ComplexPhi wrote: Solve in nonnegative integers the following equation : $$21^x+4^y=z^2$$ If $x = 0$ we get $(z - 1)(z + 1) = 4^y$,if we look at equation $modulo$ $4$ we obtain,if $z-1 \equiv 0($ $mod$ $4)$ $\implies$ $z+1 \equiv 0$ $(mod$ $4)$,and similarly if $z - 1 \equiv 0$ $(mod$ $4)$ we obtain contradiction so $x \neq 0$. If $y = 0$ we get $(z - 1)(z + 1) = 21^x$,$z-1\neq 1$ and $z+1\neq 1$. If both $z-1$,$z+1$ are divisible with 21 we obtain that $gcd(z-1,z+1)\leq 2$,contradition. If $z - 1 = 3^x$,$z+1 = 7^x$ $\implies$ $7^x - 3^x = 2$,contradiction $7^x - 3^x$ is divisible with 4. If $z - 1 = 7^x$,$z+1 = 3^x$ $\implies$ $7^x < 3^x$,contradiction. We obtain that $y\neq 0$. $3^x\cdot7^x = (z - 2^y)(z+2^y)$. If $z - 2^y = 1$ $\implies$ $z = 2^y + 1$ and $4^y+2^{y+1}+1=4^y+21^x$ or $21^x-1^x = 2^{y+1}$,but $21^x - 1^x$ if divisible with $20$,contradiction. If $z +2^y = 1$ $\implies$ $y = 0$,contradiction. If both $z - 2^y$ and $z + 2^y$ are divisible with 21 $\implies$ $21\equiv 0$ $(mod$ $2)$,contradiction. If $z - 2^y = 3^x$ and $z + 2^y = 7^x$ $\implies$ $3^x + 2^{y+1} = 7^x$. If $y\ge 2$ $\implies$ $3^x\equiv 0$ $(mod$ $8)$ but $3^x\equiv 3,1$ $(mod$ $8)$ and $7^x\equiv -1,1$ $(mod$ $8)$,contradiction $\implies$ $y = 1$,$x = 1$ and $z = 5$. If $z - 2^y = 7^x$ and $z + 2^y = 3^x$ $\implies$ $3^x > 7^x$,contradiction. So the single solution is $(x,y,z) = (1,1,5)$.

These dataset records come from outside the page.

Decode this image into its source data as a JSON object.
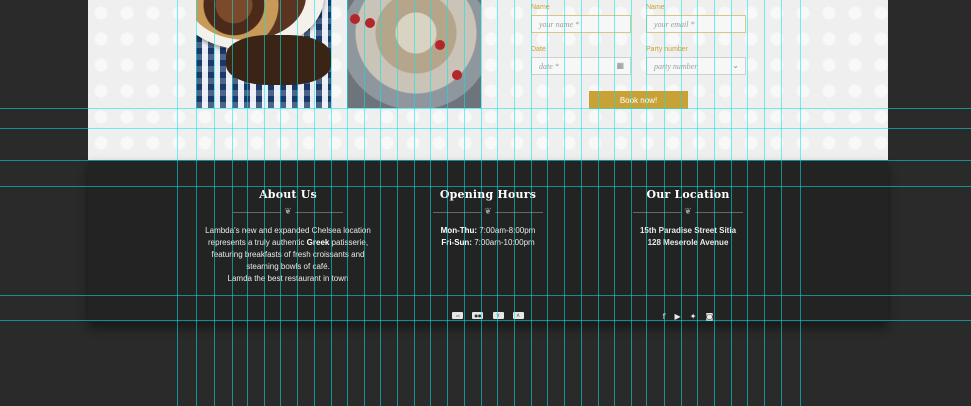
{
  "reservation": {
    "name_label": "Name",
    "name_placeholder": "your name *",
    "email_label": "Name",
    "email_placeholder": "your email *",
    "date_label": "Date",
    "date_placeholder": "date *",
    "party_label": "Party number",
    "party_placeholder": "party number",
    "book_button": "Book now!",
    "calendar_icon": "calendar-icon",
    "dropdown_icon": "chevron-down-icon"
  },
  "footer": {
    "about": {
      "title": "About Us",
      "line1": "Lambda's new and expanded Chelsea location",
      "line2_pre": "represents a truly authentic ",
      "line2_bold": "Greek",
      "line2_post": " patisserie,",
      "line3": "featuring breakfasts of fresh croissants and",
      "line4": "steaming bowls of café.",
      "line5": "Lamda the best restaurant in town"
    },
    "hours": {
      "title": "Opening Hours",
      "row1_label": "Mon-Thu:",
      "row1_value": " 7:00am-8:00pm",
      "row2_label": "Fri-Sun:",
      "row2_value": " 7:00am-10:00pm",
      "payment_icons": [
        "card-icon",
        "mastercard-icon",
        "visa-icon",
        "amex-icon"
      ]
    },
    "location": {
      "title": "Our Location",
      "address1": "15th Paradise Street Sitia",
      "address2": "128 Meserole Avenue",
      "social_icons": [
        "facebook-icon",
        "youtube-icon",
        "twitter-icon",
        "instagram-icon"
      ]
    }
  },
  "colors": {
    "accent": "#c8a137",
    "footer_bg": "#232323",
    "page_bg": "#2a2a2a",
    "guide": "#00eaea"
  }
}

To fill in, here is an elementary way to solve $2^{y+1} = 7^x - 3^x$ for $y\geq 2$. By mod $8$ we get that $x$ is even and so $2^{y+1} = (7^{x/2} - 3^{x/2})(7^{x/2} + 3^{x/2})$, thus (as the two factors have gcd $2$) $7^{x/2} - 3^{x/2} = 2$, which is impossible since $3^{x/2} \geq 9$ and $(7/3)^{x/2} - 1 > 5$ for $x\geq 4$.